Die danach die Berufsausübung betreffende Regelung über den Mindestbeitrag der hier vorliegenden Größenordnung ist durch gewichtige Allgemeininteressen gerechtfertigt. Die Pflichtmitgliedschaft bezweckt die Versorgung der Rechtsanwälte und dient durch deren wirtschaftliche Absicherung der Erhaltung eines leistungsfähigen Anwaltstandes. Die kollektive Versicherung ist wirtschaftlich nur durchführbar, wenn grundsätzlich alle Anwälte ihr angehören. Maßnahmen wie Mindestbeitragsregelungen, die der finanziellen Stabilität des Versorgungsträgers dienen, sind erforderlich, wobei es der Gestaltungsfreiheit des Satzungsgebers unterliegt, den Kreis der Mitglieder so weit und die Befreiungstatbestände so eng zu fassen, dass im Hinblick auf eine angemessene Versorgung eine möglichst leistungsfähige Solidargemeinschaft entsteht (vgl. Urteil vom 29. Januar 1991 – BVerwG 1 C 11.89 – BVerwGE 87, 324 ≪328 f.≫). Einer in der Erhebung des Mindestbeitrags im Einzelfall liegenden unzumutbaren Belastung kann durch eine Härtefallregelung (vgl. § 15 Abs. 4 und 5 der Satzung) ausreichend Rechnung getragen werden. Die hier vorliegende maßvolle Höhe des Mindestbeitrags erfordert keine Erwägungen dahin, ob innerhalb der von der Mindestbeitragsregelung Betroffenen nicht nur einzelne durch Härteregelungen zu erfassende Sonderfälle, sondern bestimmte Gruppen typischer Fälle ohne zureichenden Grund wesentlich stärker als andere belastet werden (dazu Urteil vom 5. Dezember 2000, a.a.O.). Denn bei typisierender Betrachtung kann ein derartiger Mindestbeitrag die Berufsausübung generell nicht unangemessen behindern.
bb) Liegen die strengen Voraussetzungen für einen Eingriff in die Berufsfreiheit vor, so ist für die Zeit der auf freiwilliger Grundlage fortgeführten Mitgliedschaft bei der Beklagten mit entsprechender Mindestbeitragsverpflichtung auch der Eingriff in den Schutzbereich des Art. 2 Abs. 1 GG gerechtfertigt.
d) Die landesrechtliche Regelung, wie sie der Verwaltungsgerichtshof dargelegt hat, verletzt auch nicht den allgemeinen Gleichheitsgrundsatz des Art. 3 Abs. 1 GG.
aa) Die Klägerin macht geltend, dass der Beklagte bei Erlass der Satzung ohne hinreichenden Grund von dem Regelungsmodell des SGB VI abgewichen sei, indem er die Regelungen über beitragsfreie Anrechnungszeiten beim Mutterschutz (§ 54 Abs. 1 Nr. 2, Abs. 4, § 58 Abs. 1 Satz 1 Nr. 2 SGB VI) und über Beitragszeiten mit fingierten Beitragsleistungen bei der Kindererziehung (§ 54 Abs. 1 Nr. 1 a, § 55 Abs. 1 Satz 2, § 56 Abs. 1 Satz 1 und 2 sowie Abs. 2 Satz 1 SGB VI) nicht übernommen habe.
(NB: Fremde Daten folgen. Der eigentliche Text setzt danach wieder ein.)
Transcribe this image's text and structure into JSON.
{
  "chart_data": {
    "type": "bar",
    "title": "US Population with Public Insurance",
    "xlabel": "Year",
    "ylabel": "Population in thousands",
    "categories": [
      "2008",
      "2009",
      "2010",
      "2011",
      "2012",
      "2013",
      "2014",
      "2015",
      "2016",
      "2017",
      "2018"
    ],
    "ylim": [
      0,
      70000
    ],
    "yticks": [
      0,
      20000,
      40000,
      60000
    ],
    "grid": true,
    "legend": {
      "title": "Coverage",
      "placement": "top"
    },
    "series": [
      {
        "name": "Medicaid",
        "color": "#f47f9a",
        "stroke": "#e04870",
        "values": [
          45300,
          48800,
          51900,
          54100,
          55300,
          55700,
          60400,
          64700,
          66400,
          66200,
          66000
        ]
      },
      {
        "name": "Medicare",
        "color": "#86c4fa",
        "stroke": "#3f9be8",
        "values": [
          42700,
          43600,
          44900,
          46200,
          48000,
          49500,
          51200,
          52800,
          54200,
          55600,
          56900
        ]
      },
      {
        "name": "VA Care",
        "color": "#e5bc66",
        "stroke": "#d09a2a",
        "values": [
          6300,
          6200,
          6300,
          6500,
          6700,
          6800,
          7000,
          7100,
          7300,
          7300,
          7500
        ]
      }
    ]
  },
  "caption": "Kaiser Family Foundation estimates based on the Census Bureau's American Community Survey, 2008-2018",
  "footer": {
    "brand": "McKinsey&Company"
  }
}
Sie sei daher zumindest auf der Beitragsseite, im Übrigen aber auch auf der Leistungsseite gegenüber Mitgliedern der gesetzlichen Rentenversicherung schlechter gestellt.
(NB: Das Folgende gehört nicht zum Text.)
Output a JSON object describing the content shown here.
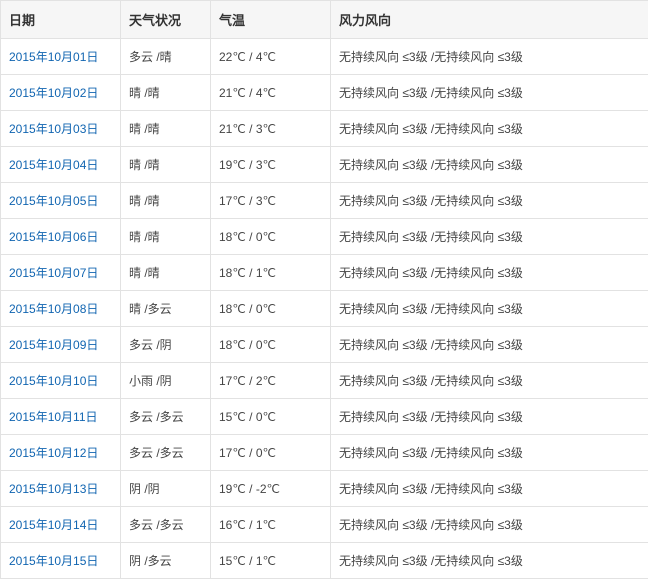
{
  "table": {
    "headers": {
      "date": "日期",
      "condition": "天气状况",
      "temperature": "气温",
      "wind": "风力风向"
    },
    "header_bg": "#f6f6f6",
    "border_color": "#e2e2e2",
    "link_color": "#1165b1",
    "text_color": "#444444",
    "header_text_color": "#333333",
    "font_size": 12,
    "header_font_size": 13,
    "col_widths": {
      "date": 120,
      "condition": 90,
      "temperature": 120,
      "wind": 318
    },
    "rows": [
      {
        "date": "2015年10月01日",
        "condition": "多云 /晴",
        "temperature": "22℃ / 4℃",
        "wind": "无持续风向 ≤3级 /无持续风向 ≤3级"
      },
      {
        "date": "2015年10月02日",
        "condition": "晴 /晴",
        "temperature": "21℃ / 4℃",
        "wind": "无持续风向 ≤3级 /无持续风向 ≤3级"
      },
      {
        "date": "2015年10月03日",
        "condition": "晴 /晴",
        "temperature": "21℃ / 3℃",
        "wind": "无持续风向 ≤3级 /无持续风向 ≤3级"
      },
      {
        "date": "2015年10月04日",
        "condition": "晴 /晴",
        "temperature": "19℃ / 3℃",
        "wind": "无持续风向 ≤3级 /无持续风向 ≤3级"
      },
      {
        "date": "2015年10月05日",
        "condition": "晴 /晴",
        "temperature": "17℃ / 3℃",
        "wind": "无持续风向 ≤3级 /无持续风向 ≤3级"
      },
      {
        "date": "2015年10月06日",
        "condition": "晴 /晴",
        "temperature": "18℃ / 0℃",
        "wind": "无持续风向 ≤3级 /无持续风向 ≤3级"
      },
      {
        "date": "2015年10月07日",
        "condition": "晴 /晴",
        "temperature": "18℃ / 1℃",
        "wind": "无持续风向 ≤3级 /无持续风向 ≤3级"
      },
      {
        "date": "2015年10月08日",
        "condition": "晴 /多云",
        "temperature": "18℃ / 0℃",
        "wind": "无持续风向 ≤3级 /无持续风向 ≤3级"
      },
      {
        "date": "2015年10月09日",
        "condition": "多云 /阴",
        "temperature": "18℃ / 0℃",
        "wind": "无持续风向 ≤3级 /无持续风向 ≤3级"
      },
      {
        "date": "2015年10月10日",
        "condition": "小雨 /阴",
        "temperature": "17℃ / 2℃",
        "wind": "无持续风向 ≤3级 /无持续风向 ≤3级"
      },
      {
        "date": "2015年10月11日",
        "condition": "多云 /多云",
        "temperature": "15℃ / 0℃",
        "wind": "无持续风向 ≤3级 /无持续风向 ≤3级"
      },
      {
        "date": "2015年10月12日",
        "condition": "多云 /多云",
        "temperature": "17℃ / 0℃",
        "wind": "无持续风向 ≤3级 /无持续风向 ≤3级"
      },
      {
        "date": "2015年10月13日",
        "condition": "阴 /阴",
        "temperature": "19℃ / -2℃",
        "wind": "无持续风向 ≤3级 /无持续风向 ≤3级"
      },
      {
        "date": "2015年10月14日",
        "condition": "多云 /多云",
        "temperature": "16℃ / 1℃",
        "wind": "无持续风向 ≤3级 /无持续风向 ≤3级"
      },
      {
        "date": "2015年10月15日",
        "condition": "阴 /多云",
        "temperature": "15℃ / 1℃",
        "wind": "无持续风向 ≤3级 /无持续风向 ≤3级"
      }
    ]
  }
}
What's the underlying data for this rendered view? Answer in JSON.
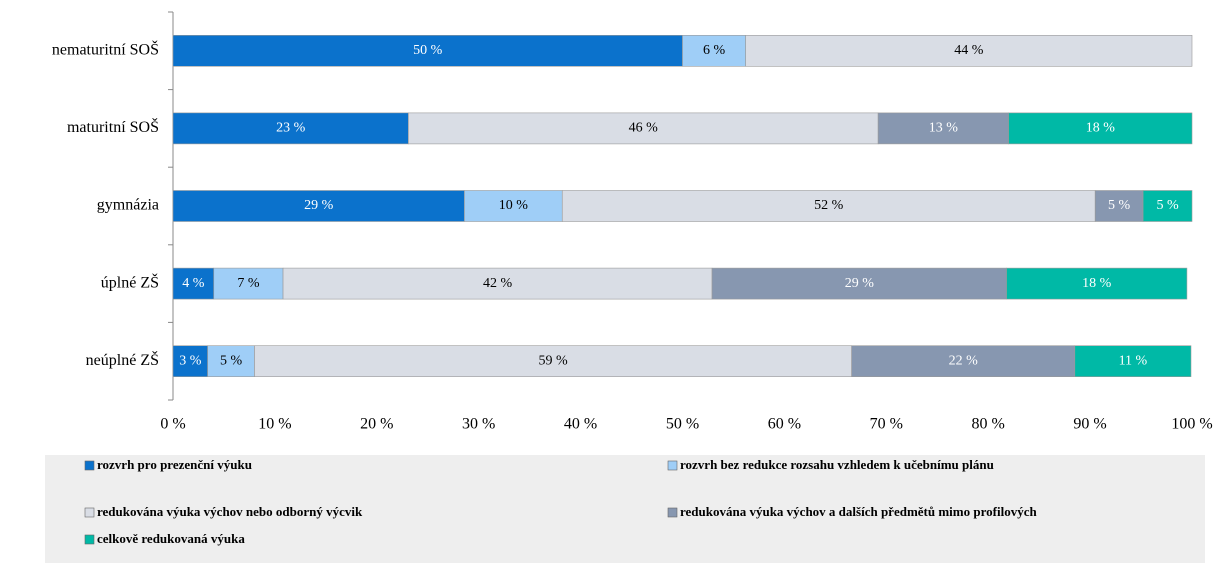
{
  "chart_data": {
    "type": "stacked-barh",
    "categories": [
      "nematuritní SOŠ",
      "maturitní SOŠ",
      "gymnázia",
      "úplné ZŠ",
      "neúplné ZŠ"
    ],
    "series": [
      {
        "name": "rozvrh pro prezenční výuku",
        "color": "#0b72cc",
        "values": [
          50,
          23.1,
          28.6,
          4.0,
          3.4
        ],
        "value_labels": [
          "50 %",
          "23 %",
          "29 %",
          "4 %",
          "3 %"
        ]
      },
      {
        "name": "rozvrh bez redukce rozsahu vzhledem k učebnímu plánu",
        "color": "#9fcef7",
        "values": [
          6.2,
          null,
          9.6,
          6.8,
          4.6
        ],
        "value_labels": [
          "6 %",
          null,
          "10 %",
          "7 %",
          "5 %"
        ]
      },
      {
        "name": "redukována výuka výchov nebo odborný výcvik",
        "color": "#d9dde5",
        "values": [
          43.8,
          46.1,
          52.3,
          42.1,
          58.6
        ],
        "value_labels": [
          "44 %",
          "46 %",
          "52 %",
          "42 %",
          "59 %"
        ]
      },
      {
        "name": "redukována výuka výchov a dalších předmětů mimo profilových",
        "color": "#8797b0",
        "values": [
          null,
          12.8,
          4.7,
          28.9,
          21.9
        ],
        "value_labels": [
          null,
          "13 %",
          "5 %",
          "29 %",
          "22 %"
        ]
      },
      {
        "name": "celkově redukovaná výuka",
        "color": "#00b9a6",
        "values": [
          null,
          18.0,
          4.8,
          17.7,
          11.4
        ],
        "value_labels": [
          null,
          "18 %",
          "5 %",
          "18 %",
          "11 %"
        ]
      }
    ],
    "xlim": [
      0,
      100
    ],
    "xticks": [
      {
        "value": 0,
        "label": "0 %"
      },
      {
        "value": 10,
        "label": "10 %"
      },
      {
        "value": 20,
        "label": "20 %"
      },
      {
        "value": 30,
        "label": "30 %"
      },
      {
        "value": 40,
        "label": "40 %"
      },
      {
        "value": 50,
        "label": "50 %"
      },
      {
        "value": 60,
        "label": "60 %"
      },
      {
        "value": 70,
        "label": "70 %"
      },
      {
        "value": 80,
        "label": "80 %"
      },
      {
        "value": 90,
        "label": "90 %"
      },
      {
        "value": 100,
        "label": "100 %"
      }
    ],
    "legend": "bottom"
  }
}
In der Rechtsprechung des Bundesverfassungsgerichts und des Bundesverwaltungsgerichts ist jedoch geklärt, dass der Gleichheitssatz den Normgeber nur in seinem Kompetenzbereich bindet. Der Landesgesetzgeber ist daher nicht durch Art. 3 Abs. 1 GG gehindert, bei seiner Rechtsetzung von Vorschriften des Bundes oder denen anderer Länder abzuweichen, die diese für vergleichbare Sachverhalte in ihrem Gesetzgebungsbereich erlassen haben (BVerfG, Beschluss vom 25. Februar 1960 – 1 BvR 239/52 – BVerfGE 10, 354 ≪371≫; Urteil vom 23. August 1994 – BVerwG 1 C 18.91 – BVerwGE 96, 293 ≪301≫ = GewArch 1995, 22 ≪24≫). Aus dem Gleichheitssatz lässt sich deshalb keine Pflicht des Landesgesetzgebers herleiten, die Beitragslast im berufsständischen Versorgungsrecht der gesetzlichen Rentenversicherung anzupassen (Beschluss vom 4. Juli 1995 – BVerwG 1 B 89.95 – Buchholz 430.4 Versorgungsrecht Nr. 29).
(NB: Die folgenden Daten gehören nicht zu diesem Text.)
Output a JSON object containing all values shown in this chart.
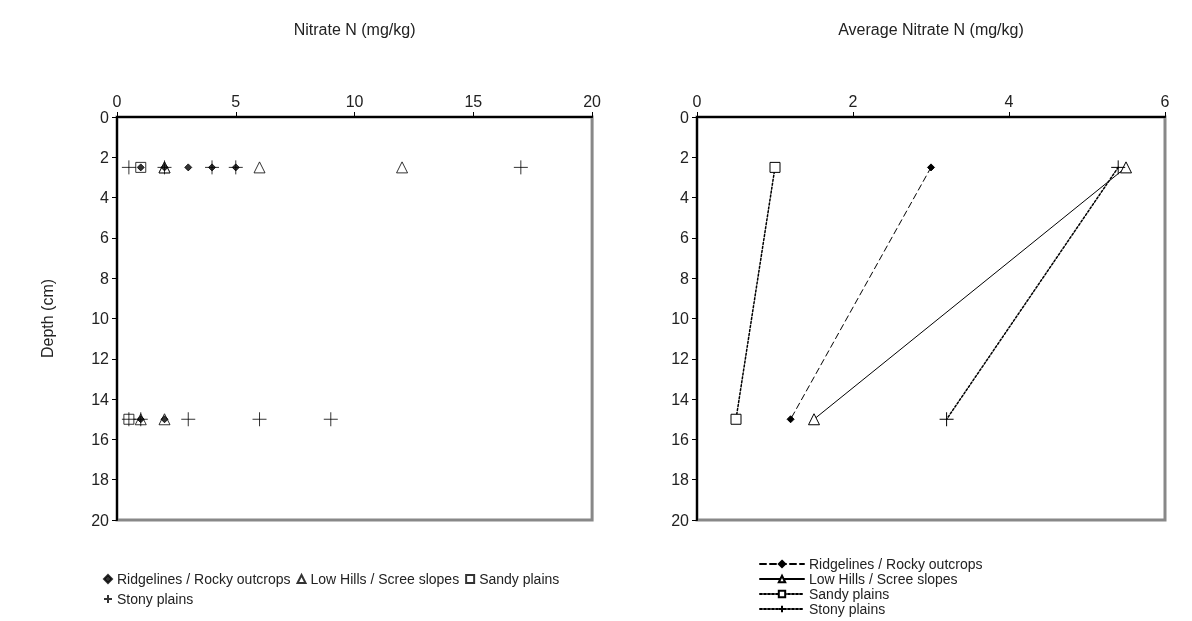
{
  "chart_data": [
    {
      "type": "scatter",
      "xlabel": "Nitrate N (mg/kg)",
      "ylabel": "Depth (cm)",
      "xlim": [
        0,
        20
      ],
      "xticks": [
        0,
        5,
        10,
        15,
        20
      ],
      "ylim": [
        20,
        0
      ],
      "yticks": [
        0,
        2,
        4,
        6,
        8,
        10,
        12,
        14,
        16,
        18,
        20
      ],
      "legend": "bottom",
      "grid": false,
      "series": [
        {
          "name": "Ridgelines / Rocky outcrops",
          "color": "#000000",
          "marker": "diamond",
          "x": [
            1,
            2,
            3,
            4,
            5,
            1,
            2
          ],
          "values": [
            2.5,
            2.5,
            2.5,
            2.5,
            2.5,
            15,
            15
          ]
        },
        {
          "name": "Low Hills / Scree slopes",
          "color": "#000000",
          "marker": "triangle",
          "x": [
            2,
            2,
            6,
            12,
            1,
            2
          ],
          "values": [
            2.5,
            2.5,
            2.5,
            2.5,
            15,
            15
          ]
        },
        {
          "name": "Sandy plains",
          "color": "#000000",
          "marker": "square",
          "x": [
            1,
            0.5
          ],
          "values": [
            2.5,
            15
          ]
        },
        {
          "name": "Stony plains",
          "color": "#000000",
          "marker": "cross",
          "x": [
            0.5,
            2,
            4,
            5,
            17,
            0.5,
            1,
            3,
            6,
            9
          ],
          "values": [
            2.5,
            2.5,
            2.5,
            2.5,
            2.5,
            15,
            15,
            15,
            15,
            15
          ]
        }
      ]
    },
    {
      "type": "line",
      "xlabel": "Average Nitrate N (mg/kg)",
      "xlim": [
        0,
        6
      ],
      "xticks": [
        0,
        2,
        4,
        6
      ],
      "ylim": [
        20,
        0
      ],
      "yticks": [
        0,
        2,
        4,
        6,
        8,
        10,
        12,
        14,
        16,
        18,
        20
      ],
      "legend": "bottom",
      "grid": false,
      "series": [
        {
          "name": "Ridgelines / Rocky outcrops",
          "color": "#000000",
          "marker": "diamond",
          "line_style": "dashed",
          "x": [
            3,
            1.2
          ],
          "values": [
            2.5,
            15
          ]
        },
        {
          "name": "Low Hills / Scree slopes",
          "color": "#000000",
          "marker": "triangle",
          "line_style": "solid",
          "x": [
            5.5,
            1.5
          ],
          "values": [
            2.5,
            15
          ]
        },
        {
          "name": "Sandy plains",
          "color": "#000000",
          "marker": "square",
          "line_style": "dotted",
          "x": [
            1,
            0.5
          ],
          "values": [
            2.5,
            15
          ]
        },
        {
          "name": "Stony plains",
          "color": "#000000",
          "marker": "cross",
          "line_style": "dotted",
          "x": [
            5.4,
            3.2
          ],
          "values": [
            2.5,
            15
          ]
        }
      ]
    }
  ]
}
Abgesehen davon ist die Übernahme der dem Familienlastenausgleich dienenden Bestimmungen der gesetzlichen Rentenversicherung in das Versorgungswerk der Rechtsanwälte durch Art. 3 Abs. 1 GG schon deswegen nicht geboten, weil hier – wie bereits dargelegt – das offene Deckungsplanverfahren gilt und daher der generative Beitrag der Mitglieder mit Kindern weitaus geringer ins Gewicht fällt als im System des Umlageverfahrens, welches in der gesetzlichen Rentenversicherung gilt (vgl. § 153 SGB VI).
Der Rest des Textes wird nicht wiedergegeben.